Of course, they were delighted.
They played and shouted as they slid around on the way to their cars in the parking lot, and the pair of inevitable fender benders occurring afterwards were taken in stride and good humor all around. Even the defeated locals were entranced into a better mood. Motors revved, wheels spun, and catcalls were traded as the line of cars weaved and skidded its way out onto the empty town streets and started the journey home.
And the wonder of it all is they almost made it without incident.
Twenty-three miles of dark, icy, back-country highway twisted and coiled over hills, between cow pastures, and across creeks with but a few lonely farm lights to mark the way. They made twenty-one of those miles without a single accident. They were almost home.
Then the divine protection covering drunks, fools, and rowdy rural teens came to a disastrous end at the crossroads known as Junction 402.
You have to remember this was south central Texas in the nineteen seventies. as insane as it sounds these days, most of these vehicles were pickup trucks with kids huddled together under blankets in the cargo beds. It was just the way we did it back then. And most of the time people didn’t think a thing of it. Until something bad happened...
Like Jeffrey Crawford hitting the brakes too hard when he attempted to slow down so he could make a left turn at the junction, and sliding sideways into the intersection instead.

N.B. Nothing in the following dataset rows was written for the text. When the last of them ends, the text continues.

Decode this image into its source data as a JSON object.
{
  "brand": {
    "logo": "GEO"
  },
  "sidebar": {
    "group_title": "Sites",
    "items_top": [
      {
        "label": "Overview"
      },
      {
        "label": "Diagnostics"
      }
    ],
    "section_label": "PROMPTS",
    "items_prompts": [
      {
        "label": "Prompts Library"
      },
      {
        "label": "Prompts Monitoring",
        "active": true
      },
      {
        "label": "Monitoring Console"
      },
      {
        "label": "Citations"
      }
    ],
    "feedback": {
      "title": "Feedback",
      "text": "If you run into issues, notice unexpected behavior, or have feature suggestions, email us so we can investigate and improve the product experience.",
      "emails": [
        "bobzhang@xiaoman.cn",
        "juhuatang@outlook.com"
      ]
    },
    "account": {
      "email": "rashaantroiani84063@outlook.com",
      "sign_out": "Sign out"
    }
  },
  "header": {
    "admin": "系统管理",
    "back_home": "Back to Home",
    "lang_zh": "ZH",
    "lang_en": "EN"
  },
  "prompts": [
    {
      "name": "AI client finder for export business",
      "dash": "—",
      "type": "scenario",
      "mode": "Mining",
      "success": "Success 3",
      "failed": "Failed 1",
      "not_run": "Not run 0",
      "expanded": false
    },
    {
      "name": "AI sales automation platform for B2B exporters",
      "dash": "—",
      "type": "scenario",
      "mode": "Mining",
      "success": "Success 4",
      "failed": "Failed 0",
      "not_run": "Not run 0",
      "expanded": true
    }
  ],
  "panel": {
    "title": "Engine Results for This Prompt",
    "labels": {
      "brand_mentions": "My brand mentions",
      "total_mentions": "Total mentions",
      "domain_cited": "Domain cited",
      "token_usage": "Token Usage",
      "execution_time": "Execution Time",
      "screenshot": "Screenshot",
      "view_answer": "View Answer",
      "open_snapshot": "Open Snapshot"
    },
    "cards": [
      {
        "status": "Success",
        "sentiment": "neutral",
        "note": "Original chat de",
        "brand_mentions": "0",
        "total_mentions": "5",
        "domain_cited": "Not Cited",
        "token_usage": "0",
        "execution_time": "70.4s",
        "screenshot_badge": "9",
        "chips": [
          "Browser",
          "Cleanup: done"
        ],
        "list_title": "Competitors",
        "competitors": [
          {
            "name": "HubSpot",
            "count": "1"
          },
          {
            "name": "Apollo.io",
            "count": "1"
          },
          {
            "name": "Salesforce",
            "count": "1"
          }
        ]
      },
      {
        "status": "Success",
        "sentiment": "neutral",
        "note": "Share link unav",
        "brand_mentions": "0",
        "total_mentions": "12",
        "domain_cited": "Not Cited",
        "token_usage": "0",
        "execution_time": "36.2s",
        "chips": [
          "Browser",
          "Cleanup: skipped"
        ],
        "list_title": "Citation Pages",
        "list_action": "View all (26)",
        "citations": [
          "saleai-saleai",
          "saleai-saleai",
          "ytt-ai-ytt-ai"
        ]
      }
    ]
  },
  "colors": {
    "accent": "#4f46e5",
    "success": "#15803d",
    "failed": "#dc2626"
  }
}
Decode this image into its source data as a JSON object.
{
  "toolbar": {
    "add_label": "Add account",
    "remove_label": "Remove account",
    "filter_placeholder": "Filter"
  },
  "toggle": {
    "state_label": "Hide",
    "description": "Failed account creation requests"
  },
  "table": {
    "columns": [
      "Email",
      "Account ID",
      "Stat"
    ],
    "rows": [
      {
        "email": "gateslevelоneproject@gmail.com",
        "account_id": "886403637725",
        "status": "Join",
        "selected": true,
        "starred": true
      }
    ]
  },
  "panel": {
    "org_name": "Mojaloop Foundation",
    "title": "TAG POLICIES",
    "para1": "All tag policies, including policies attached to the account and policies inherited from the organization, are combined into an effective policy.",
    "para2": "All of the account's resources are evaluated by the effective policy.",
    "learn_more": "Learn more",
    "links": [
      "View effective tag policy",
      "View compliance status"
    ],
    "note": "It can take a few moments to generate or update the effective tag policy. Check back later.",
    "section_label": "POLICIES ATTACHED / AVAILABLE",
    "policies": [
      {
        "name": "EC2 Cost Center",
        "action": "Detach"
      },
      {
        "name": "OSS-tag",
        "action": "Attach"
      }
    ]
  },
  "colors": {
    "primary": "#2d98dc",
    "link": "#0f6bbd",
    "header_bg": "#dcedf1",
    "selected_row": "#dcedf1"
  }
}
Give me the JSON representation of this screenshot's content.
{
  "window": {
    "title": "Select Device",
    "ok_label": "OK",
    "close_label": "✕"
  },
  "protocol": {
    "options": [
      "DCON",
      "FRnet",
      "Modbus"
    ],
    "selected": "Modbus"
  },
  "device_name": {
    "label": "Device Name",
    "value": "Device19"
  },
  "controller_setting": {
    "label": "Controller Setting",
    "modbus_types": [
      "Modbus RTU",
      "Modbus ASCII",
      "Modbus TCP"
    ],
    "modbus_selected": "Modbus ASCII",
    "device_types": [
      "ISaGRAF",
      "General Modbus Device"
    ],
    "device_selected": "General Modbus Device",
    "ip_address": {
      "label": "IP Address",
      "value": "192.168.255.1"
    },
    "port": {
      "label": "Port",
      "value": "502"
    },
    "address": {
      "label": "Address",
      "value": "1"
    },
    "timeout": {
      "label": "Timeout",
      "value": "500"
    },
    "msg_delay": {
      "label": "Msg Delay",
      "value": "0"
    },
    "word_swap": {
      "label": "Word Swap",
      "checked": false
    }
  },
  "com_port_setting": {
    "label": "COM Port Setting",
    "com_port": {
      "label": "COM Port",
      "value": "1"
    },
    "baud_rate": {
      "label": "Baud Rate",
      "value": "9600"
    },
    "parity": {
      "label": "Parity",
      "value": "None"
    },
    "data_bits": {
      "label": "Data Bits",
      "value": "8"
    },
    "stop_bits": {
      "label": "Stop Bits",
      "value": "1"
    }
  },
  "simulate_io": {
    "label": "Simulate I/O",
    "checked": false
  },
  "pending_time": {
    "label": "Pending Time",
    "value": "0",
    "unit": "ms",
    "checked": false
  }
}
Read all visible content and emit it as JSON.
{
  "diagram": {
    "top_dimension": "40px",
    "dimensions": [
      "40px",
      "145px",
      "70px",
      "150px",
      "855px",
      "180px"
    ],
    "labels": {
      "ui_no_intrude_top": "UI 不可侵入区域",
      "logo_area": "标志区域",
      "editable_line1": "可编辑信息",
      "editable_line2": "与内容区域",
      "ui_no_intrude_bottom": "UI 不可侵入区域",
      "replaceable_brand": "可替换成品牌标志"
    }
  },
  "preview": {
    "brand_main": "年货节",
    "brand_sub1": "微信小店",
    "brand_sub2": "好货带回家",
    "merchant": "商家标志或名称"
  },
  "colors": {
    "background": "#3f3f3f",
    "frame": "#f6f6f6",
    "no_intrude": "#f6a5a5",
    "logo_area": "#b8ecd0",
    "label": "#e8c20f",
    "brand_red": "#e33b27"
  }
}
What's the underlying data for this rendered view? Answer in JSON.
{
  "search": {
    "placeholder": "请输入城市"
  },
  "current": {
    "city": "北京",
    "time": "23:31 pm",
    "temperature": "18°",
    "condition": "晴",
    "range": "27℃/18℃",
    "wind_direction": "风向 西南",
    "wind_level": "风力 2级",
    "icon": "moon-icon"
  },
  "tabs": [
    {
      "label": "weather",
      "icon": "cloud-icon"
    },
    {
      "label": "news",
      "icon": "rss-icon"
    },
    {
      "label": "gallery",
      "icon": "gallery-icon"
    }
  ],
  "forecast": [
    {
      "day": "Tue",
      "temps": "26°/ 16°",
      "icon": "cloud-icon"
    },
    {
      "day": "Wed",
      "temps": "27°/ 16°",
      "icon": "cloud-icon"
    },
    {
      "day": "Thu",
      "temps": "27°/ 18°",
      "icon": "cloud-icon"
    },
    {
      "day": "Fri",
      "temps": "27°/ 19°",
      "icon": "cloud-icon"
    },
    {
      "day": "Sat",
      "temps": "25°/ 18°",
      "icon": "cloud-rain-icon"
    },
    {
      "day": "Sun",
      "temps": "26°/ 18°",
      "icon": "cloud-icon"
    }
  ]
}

It wasn’t really his fault, other than deciding to drive under these conditions in the first place, because he simply didn’t know how to drive on ice. He didn’t understand he needed to allow himself more time to do things, and he possessed all the confidence of the typical boy his age. So he hit his brakes far too close to the intersection and went straight into making his turn. After that there was nothing he could do but react to a situation he had never been taught to deal with.